The BBC, however, chose to amplify the version of the story as told by one internationally recognized terrorist organization, followed by the airbrushing of the terrorist designation of another, together with an unqualified statement concerning its terror activity .
“Islamic Jihad’s military wing, the al-Quds Brigades, said the men had been trying to prevent “an Israeli incursion east of Khan Younis”.
The group has sporadically fired rockets and mortars at Israel, while Gaza’s ruling Hamas movement has refrained from firing rockets since a 2012 ceasefire with Israel.”

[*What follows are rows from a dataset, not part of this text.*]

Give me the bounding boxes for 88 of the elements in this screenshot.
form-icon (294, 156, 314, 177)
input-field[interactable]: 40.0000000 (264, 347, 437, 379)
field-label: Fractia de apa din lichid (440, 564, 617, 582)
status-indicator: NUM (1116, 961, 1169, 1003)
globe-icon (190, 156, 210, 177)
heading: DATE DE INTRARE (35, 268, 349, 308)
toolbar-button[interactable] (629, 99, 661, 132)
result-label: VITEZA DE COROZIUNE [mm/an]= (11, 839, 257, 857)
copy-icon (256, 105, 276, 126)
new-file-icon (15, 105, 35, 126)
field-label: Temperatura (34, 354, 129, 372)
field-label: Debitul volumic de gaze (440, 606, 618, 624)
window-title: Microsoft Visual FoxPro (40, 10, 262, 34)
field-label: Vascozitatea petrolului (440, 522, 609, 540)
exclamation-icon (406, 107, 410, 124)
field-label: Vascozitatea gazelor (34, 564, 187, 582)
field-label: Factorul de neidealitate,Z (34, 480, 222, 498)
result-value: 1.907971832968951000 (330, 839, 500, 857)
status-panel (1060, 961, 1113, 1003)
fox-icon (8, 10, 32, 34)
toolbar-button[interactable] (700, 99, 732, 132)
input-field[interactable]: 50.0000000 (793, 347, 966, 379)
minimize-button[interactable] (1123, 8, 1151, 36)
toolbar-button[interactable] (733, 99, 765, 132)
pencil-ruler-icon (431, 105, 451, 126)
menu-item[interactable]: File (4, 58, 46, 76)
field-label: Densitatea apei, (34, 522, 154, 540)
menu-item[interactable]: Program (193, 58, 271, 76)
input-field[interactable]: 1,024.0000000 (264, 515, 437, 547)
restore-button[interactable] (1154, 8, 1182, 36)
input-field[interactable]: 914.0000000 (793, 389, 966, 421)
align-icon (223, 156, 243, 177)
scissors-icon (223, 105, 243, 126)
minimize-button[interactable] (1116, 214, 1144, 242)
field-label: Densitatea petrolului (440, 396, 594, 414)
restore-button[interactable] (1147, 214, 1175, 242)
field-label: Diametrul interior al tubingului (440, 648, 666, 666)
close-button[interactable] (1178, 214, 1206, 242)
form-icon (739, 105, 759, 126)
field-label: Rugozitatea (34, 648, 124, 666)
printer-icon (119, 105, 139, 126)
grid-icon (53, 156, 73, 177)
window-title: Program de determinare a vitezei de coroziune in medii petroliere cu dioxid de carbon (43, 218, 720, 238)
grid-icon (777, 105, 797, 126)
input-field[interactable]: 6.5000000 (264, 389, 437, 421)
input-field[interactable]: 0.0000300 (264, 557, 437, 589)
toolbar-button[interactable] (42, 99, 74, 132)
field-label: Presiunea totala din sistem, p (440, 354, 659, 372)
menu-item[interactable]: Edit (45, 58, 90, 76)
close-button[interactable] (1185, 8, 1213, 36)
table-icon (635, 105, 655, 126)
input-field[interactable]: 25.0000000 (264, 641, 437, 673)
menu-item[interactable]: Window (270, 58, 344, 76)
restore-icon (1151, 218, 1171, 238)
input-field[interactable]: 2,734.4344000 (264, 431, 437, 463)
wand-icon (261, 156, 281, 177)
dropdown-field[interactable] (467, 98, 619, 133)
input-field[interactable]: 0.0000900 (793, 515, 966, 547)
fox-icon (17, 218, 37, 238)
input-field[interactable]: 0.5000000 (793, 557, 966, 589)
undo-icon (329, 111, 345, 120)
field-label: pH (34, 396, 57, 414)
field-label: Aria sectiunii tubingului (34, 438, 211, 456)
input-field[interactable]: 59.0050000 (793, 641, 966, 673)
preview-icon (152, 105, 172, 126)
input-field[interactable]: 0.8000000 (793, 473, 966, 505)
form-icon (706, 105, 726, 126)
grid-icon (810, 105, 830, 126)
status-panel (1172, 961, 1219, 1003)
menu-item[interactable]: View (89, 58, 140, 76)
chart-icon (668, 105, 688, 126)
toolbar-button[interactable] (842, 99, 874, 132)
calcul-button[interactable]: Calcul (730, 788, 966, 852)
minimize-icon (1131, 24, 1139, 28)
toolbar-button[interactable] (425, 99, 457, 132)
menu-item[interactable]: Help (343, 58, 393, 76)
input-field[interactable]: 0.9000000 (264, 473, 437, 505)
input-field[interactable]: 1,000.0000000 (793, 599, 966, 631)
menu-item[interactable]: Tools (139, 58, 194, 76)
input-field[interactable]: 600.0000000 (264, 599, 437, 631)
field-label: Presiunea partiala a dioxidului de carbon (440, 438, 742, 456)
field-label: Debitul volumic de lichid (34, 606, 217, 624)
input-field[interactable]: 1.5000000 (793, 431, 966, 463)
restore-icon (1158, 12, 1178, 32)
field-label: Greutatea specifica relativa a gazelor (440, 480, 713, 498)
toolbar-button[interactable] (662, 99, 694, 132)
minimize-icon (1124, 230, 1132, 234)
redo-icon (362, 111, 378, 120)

The article closes with a reference to another incident which took place on March 10th near Beit El when a Palestinian man throwing rocks at vehicles on Route 60 was shot and killed. As usual, no attempt is made by the BBC to place that incident in the context of the overall rise in rock-throwing incidents in particular and terror attacks in general in Judea & Samaria in recent months.
“In a separate development on Monday, an Israeli court sentenced an Israeli-Arab man to 25 years in prison for a bomb attack on a bus in Tel Aviv that wounded 26 people.
Mohammed Mafarja, 19, pleaded guilty to charges included attempted murder in connection with the attack in November 2012, at the end of an eight-day conflict between Israel and Palestinian militants in Gaza.”
Readers will no doubt recall that at the time, the BBC had a spot of bother defining that incident correctly.